I have some text structured this way:
Pellentesque habitant morbi tristique senectus et netus et
lesuada fames ac turpis egestas. Vestibulum tortor quam, feugiat vitae
ultricies eget, tempor sit amet, ante. Donec eu libero sit amet quam
egestas <br>semper<br>tizi ouzou<br>Tizi Ouzou<br>
I want to match the last text between two <br>
in my case <br>Tizi Ouzou<br>
, ideally the Tizi Ouzou
string
Note that there is some white spaces after the last <br>
I've tried this:
<br>.*<br>\s*$
but it selects everything starting from the first <br>
to the last.
NB: I'm on python, and I'm using pythex to test my regex
Upvotes: 7
Views: 15684
Reputation: 10278
For me the clearest way is:
>>> re.findall('<br>(.*?)<br>', text)[-1]
'Tizi Ouzou'
Upvotes: 15
Reputation: 89557
You can use in greedy quantifier with a reduced character class (assuming you have no tags between you <br>
):
<br>([^<]*)<br>\s*$
or
<br>((?:[^<]+|<(?!br>))*)<br>\s*$
to allow tags inside.
Since the string you search is Tizi Ouzou
without <br>
you can extract the first capturing group.
Upvotes: 6
Reputation: 36262
Try:
re.match(r'(?s).*<br>(?=.*<br>)(.*)<br>', s).group(1)

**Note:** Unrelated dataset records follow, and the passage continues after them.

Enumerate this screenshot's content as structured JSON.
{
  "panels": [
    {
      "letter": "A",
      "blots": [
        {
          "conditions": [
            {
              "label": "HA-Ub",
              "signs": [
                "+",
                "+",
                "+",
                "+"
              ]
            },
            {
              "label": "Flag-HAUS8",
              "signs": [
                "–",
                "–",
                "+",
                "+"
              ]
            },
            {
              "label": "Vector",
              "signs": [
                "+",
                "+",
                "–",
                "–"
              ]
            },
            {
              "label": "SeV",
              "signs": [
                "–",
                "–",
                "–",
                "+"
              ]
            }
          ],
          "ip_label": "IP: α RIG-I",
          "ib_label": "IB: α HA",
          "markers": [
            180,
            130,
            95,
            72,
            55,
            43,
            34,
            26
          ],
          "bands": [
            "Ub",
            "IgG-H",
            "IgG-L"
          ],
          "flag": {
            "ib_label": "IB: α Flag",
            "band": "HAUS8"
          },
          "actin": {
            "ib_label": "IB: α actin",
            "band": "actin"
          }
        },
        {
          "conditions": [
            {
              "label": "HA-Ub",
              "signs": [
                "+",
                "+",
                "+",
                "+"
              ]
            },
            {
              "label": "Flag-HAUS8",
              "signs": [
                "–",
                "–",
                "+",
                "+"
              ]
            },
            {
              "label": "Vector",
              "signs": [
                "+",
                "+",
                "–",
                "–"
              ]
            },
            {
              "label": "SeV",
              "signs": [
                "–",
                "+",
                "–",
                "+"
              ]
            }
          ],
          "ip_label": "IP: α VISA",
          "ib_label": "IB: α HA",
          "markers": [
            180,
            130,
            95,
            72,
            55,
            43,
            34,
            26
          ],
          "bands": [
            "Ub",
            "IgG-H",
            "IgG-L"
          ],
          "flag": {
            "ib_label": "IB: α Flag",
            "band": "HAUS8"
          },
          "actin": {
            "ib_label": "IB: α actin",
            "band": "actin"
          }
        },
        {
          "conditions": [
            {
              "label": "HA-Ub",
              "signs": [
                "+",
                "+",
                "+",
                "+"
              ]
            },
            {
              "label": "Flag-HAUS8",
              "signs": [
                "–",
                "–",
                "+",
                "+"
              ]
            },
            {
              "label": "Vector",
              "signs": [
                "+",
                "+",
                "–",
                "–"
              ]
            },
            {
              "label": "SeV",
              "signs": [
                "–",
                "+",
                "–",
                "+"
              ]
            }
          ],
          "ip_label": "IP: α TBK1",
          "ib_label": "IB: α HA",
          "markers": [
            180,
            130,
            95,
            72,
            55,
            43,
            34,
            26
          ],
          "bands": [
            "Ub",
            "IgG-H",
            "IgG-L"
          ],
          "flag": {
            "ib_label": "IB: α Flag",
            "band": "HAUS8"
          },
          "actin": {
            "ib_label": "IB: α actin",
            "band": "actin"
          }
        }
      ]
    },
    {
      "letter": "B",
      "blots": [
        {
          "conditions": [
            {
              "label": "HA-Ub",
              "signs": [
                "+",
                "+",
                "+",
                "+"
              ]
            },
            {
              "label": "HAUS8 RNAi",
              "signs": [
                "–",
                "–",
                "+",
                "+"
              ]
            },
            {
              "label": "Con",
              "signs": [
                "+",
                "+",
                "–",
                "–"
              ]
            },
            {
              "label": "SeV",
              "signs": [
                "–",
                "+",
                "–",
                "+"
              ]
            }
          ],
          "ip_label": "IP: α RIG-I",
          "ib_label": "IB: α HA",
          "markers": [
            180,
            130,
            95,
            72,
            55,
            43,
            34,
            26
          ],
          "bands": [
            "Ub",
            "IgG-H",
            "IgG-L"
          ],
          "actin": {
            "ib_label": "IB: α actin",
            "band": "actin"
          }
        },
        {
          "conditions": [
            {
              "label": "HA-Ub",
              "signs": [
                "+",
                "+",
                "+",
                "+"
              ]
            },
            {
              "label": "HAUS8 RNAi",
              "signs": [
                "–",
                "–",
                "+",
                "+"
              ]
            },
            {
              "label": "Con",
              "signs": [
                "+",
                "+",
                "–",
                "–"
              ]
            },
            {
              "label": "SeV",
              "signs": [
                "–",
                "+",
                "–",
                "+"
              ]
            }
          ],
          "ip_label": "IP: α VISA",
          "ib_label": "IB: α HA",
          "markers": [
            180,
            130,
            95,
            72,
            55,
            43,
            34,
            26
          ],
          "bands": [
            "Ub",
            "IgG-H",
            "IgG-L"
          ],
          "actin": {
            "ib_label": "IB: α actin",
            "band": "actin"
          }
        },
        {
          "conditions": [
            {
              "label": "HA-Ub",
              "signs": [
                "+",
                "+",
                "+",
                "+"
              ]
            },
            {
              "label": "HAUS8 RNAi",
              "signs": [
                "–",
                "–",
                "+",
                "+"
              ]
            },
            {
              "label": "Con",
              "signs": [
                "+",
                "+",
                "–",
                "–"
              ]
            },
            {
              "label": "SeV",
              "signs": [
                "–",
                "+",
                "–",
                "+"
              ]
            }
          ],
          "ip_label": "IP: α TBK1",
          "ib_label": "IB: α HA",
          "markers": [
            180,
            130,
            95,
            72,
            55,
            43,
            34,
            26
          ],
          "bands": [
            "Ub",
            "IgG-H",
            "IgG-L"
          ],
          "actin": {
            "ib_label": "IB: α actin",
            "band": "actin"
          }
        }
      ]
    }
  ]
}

It first consumes all data until last <br>
and backtracks until it checks with a look-ahead that there is another <br>
after it, and then extracts the content between them.
It yields:
Tizi Ouzou
EDIT: No need to look-ahead. Alternative (with same result) based in comment of m.buettner
re.match(r'(?s).*<br>(.*)<br>', s).group(1)
Upvotes: 3
Reputation: 44259
Have a look at the related questions: you shouldn't parse HTML with regex. Use a regex parser instead. For Python, I hear Beautiful Soup is the way to go.
Anyway, if you want to do it with regex, you need to make sure that .*
cannot go past another <br>
. To do that, before consuming each character we can use a lookahead to make sure that it doesn't start another <br>
:
<br>(?:(?!<br>).)*<br>\s*$
Upvotes: 8
Reputation: 473863
How about [^<>]*
instead of .*
:
import re
text = """Pellentesque habitant morbi tristique senectus et netus et
lesuada fames ac turpis egestas. Vestibulum tortor quam, feugiat vitae
ultricies eget, tempor sit amet, ante. Donec eu libero sit amet quam
egestas <br>semper<br>tizi ouzou<br>Tizi Ouzou<br> """
print re.search('<br>([^<>]*)<br>\s*$', text).group(1)
prints
Tizi Ouzou
Upvotes: 4
Reputation: 142156
A non regex approach using the builtin str
functions:
text = """
Pellentesque habitant morbi tristique senectus et netus et
lesuada fames ac turpis egestas. Vestibulum tortor quam, feugiat vitae
ultricies eget, tempor sit amet, ante. Donec eu libero sit amet quam
egestas <br>semper<br>tizi ouzou<br>Tizi Ouzou<br> """
res = text.rsplit('<br>', 2)[-2]
#Tizi Ouzou
Upvotes: 13